LAS VEGAS (KLAS) — As thieves become more aggressive and organized retail crime (ORC) left Nevada with $85 million in lost tax revenue in 2020, recent legislation awaiting action seeks to deter these thefts in the first place.
Power tools are locked and caged at the Charleston Boulevard Home Depot.
Store Manager Larry Jensen said, “We would have never had to do something like this” five years ago.

After 12 years with the company, he said thieves more and more are taking merchandise and threatening associates who catch them in the act with violence or weapons.
“I’ve seen it where they’ve come in and been in the store less than a minute,” Jensen said, standing in the power tool aisle Wednesday morning. “We encourage our associates not to confront them specifically because they’re not trained to do that.”
“I’ve had guys that will walk up to a cooler and take a drink as they’re walking out,” another Home Depot employee said. “They’ll go to Lowes and sell it to contractors coming out of the doors.”
The National Retail Federation reports ORC has skyrocketed by 50% from 2015 to 2020.
It cost businesses $720,000 for each $1 billion of sales, with two-thirds of retailers reporting an increase in violence during these interactions.
During a roundtable discussion about ORC at Jensen’s Home Depot location Wednesday morning, Nevada Congresswoman Susie Lee said it left the state with the $85 million tax revenue loss.
Nevada Congresswoman Dina Titus added that over $100 million in stolen merchandise was lost just in 2022.
During the store tour of locked-up products, Scott Glenn, who is vice president of asset protection for Home Depot nationally, told the congresspeople that ORC is “costing us a couple of billion dollars” with only 5% of those products being recovered.
He associates the rise in crime with not enough legal repercussions for thieves and third-party online marketplaces that allow anonymous sales.
“This is basically theft for greed, not theft for need,” Glenn said during the roundtable. “These crimes are linked to other broader crimes such as gun running, drug trafficking, and human trafficking.”
Several of these crimes involve groups of people, typically not native to the area, that organize the escape and sell the goods online, at swap meets, and sometimes even outside the store they stole from, according to Raul O. Aguilar with Homeland Security.

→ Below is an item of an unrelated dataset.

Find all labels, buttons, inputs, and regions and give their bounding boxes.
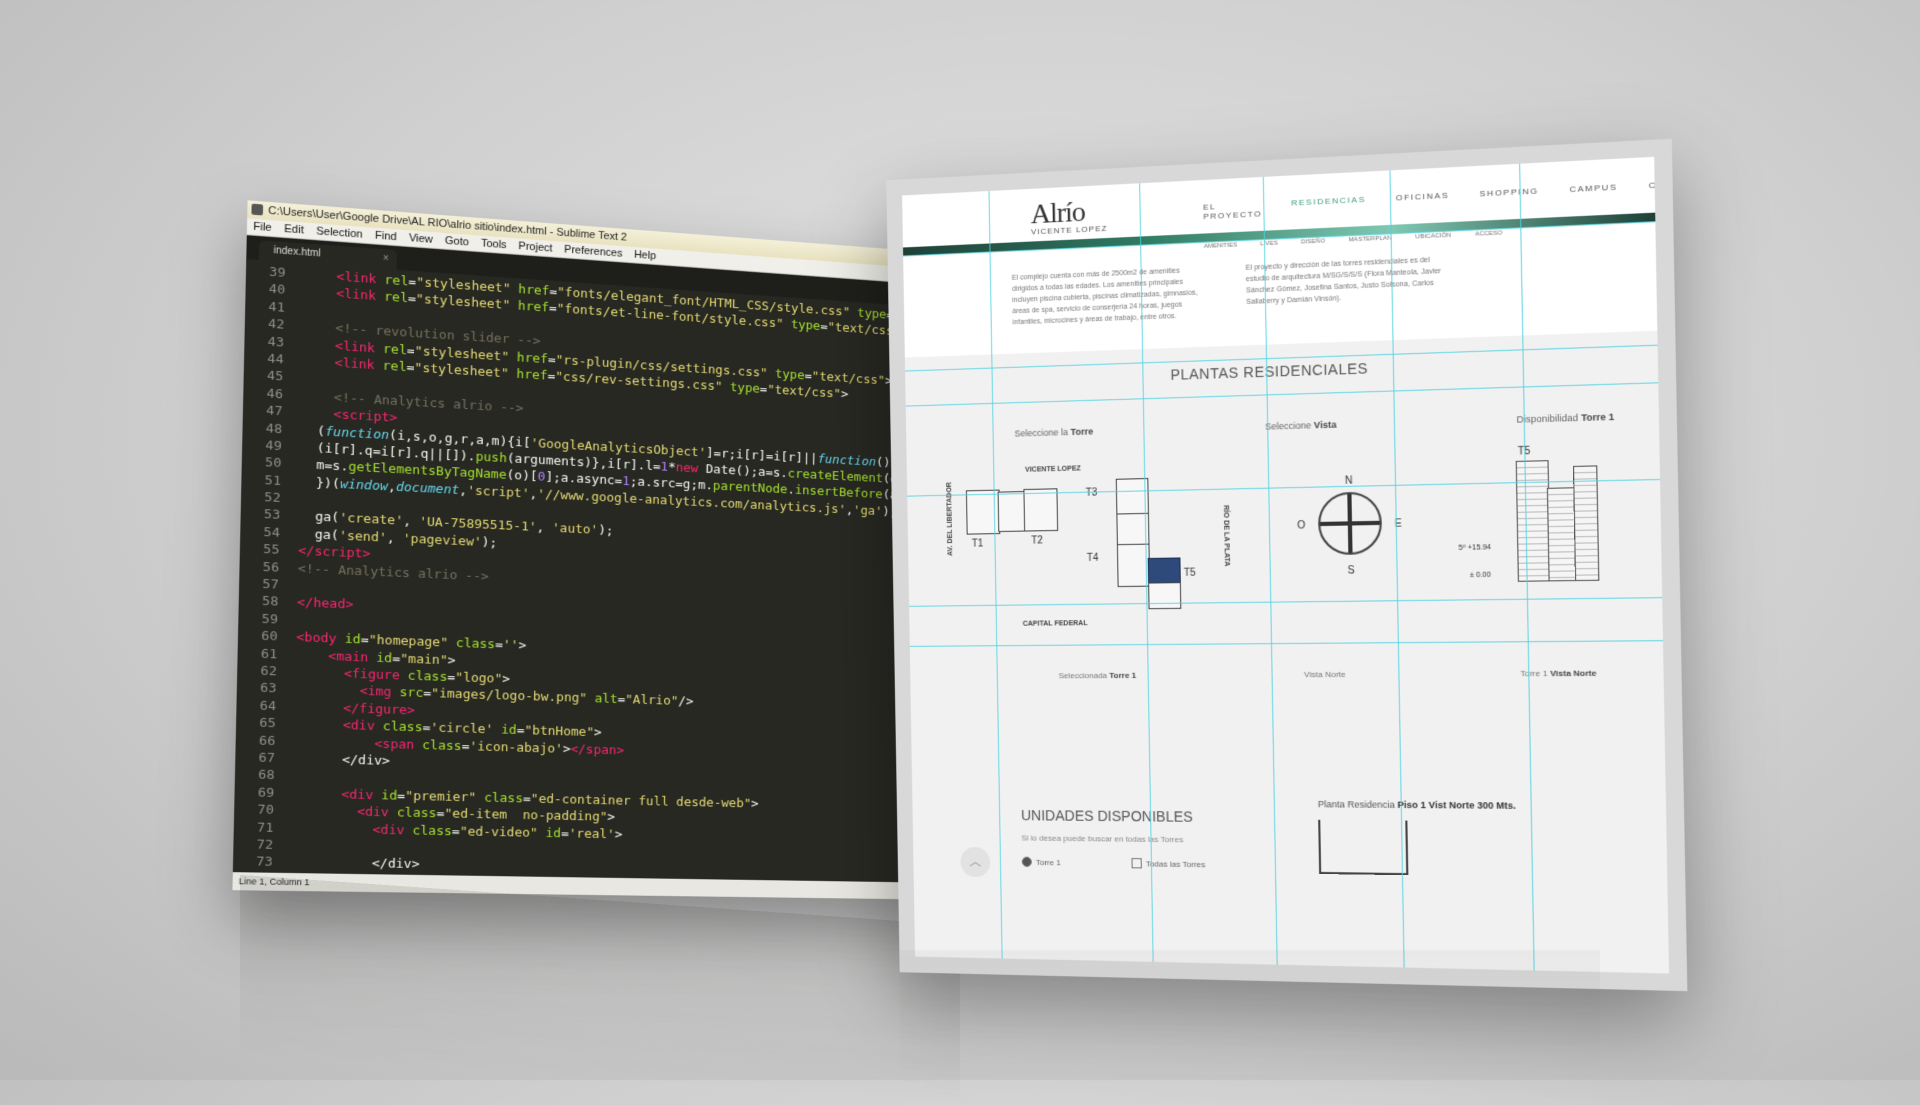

He added during the roundtable that “Operation Boiling Point” was established in late 2021 to combat ORC, which initiated 119 criminal arrests, 71 indictments, and $6 million worth of recovery stolen goods in FY 2022.
Prosecuting related cases can take from a couple of months to a couple of years, Clark County District Attorney Steve Wolfson says, depending on if the suspect is kept in detainment.
“We have some judges that provide pretty low bails, and that’s a challenge because if somebody’s out of custody, it’s called ‘delay, delay, delay’,” Wolfson said during the roundtable.
Now, lawmakers are awaiting action on HR 895, or the Combating Organized Retail Crime Act introduced in February 2023.
If passed, sponsors say the bill would strengthen federal coordination during these investigations, make ORC a federal offense, and heighten penalties in hopes it will deter the crime.
“It’s really focused on those that are the middleman,” Nevada Senator Catherine Cortez Masto said during the roundtable. “We can utilize an aggregate of $5,000 or more to actually, at a federal level, prosecute.”
As that bill awaits its first hearing, Las Vegas police say, locally, they’re targeting those purposefully buying stolen goods to resell.
Deputy Chief of Metro Police’s Investigative Services Division Nick Farese says the Organized Retail Crime Section established two months ago has already recovered $3 million worth of stolen goods.
“We’re going after the comprehensively organized retail theft groups, that, they hit Home Depot one day and they hit Lowes another day,” Farese said during the roundtable. “If you eradicate the fences, then these boosters or thieves, no matter what level they’re at, they have no place to fence their merchandise to get money.”
The Combating Organized Retail Crime Act of 2023 is before the Judiciary Committee with 60 co-sponsors split almost evenly between Democrats and Republicans.
No date has been set yet for its first hearing.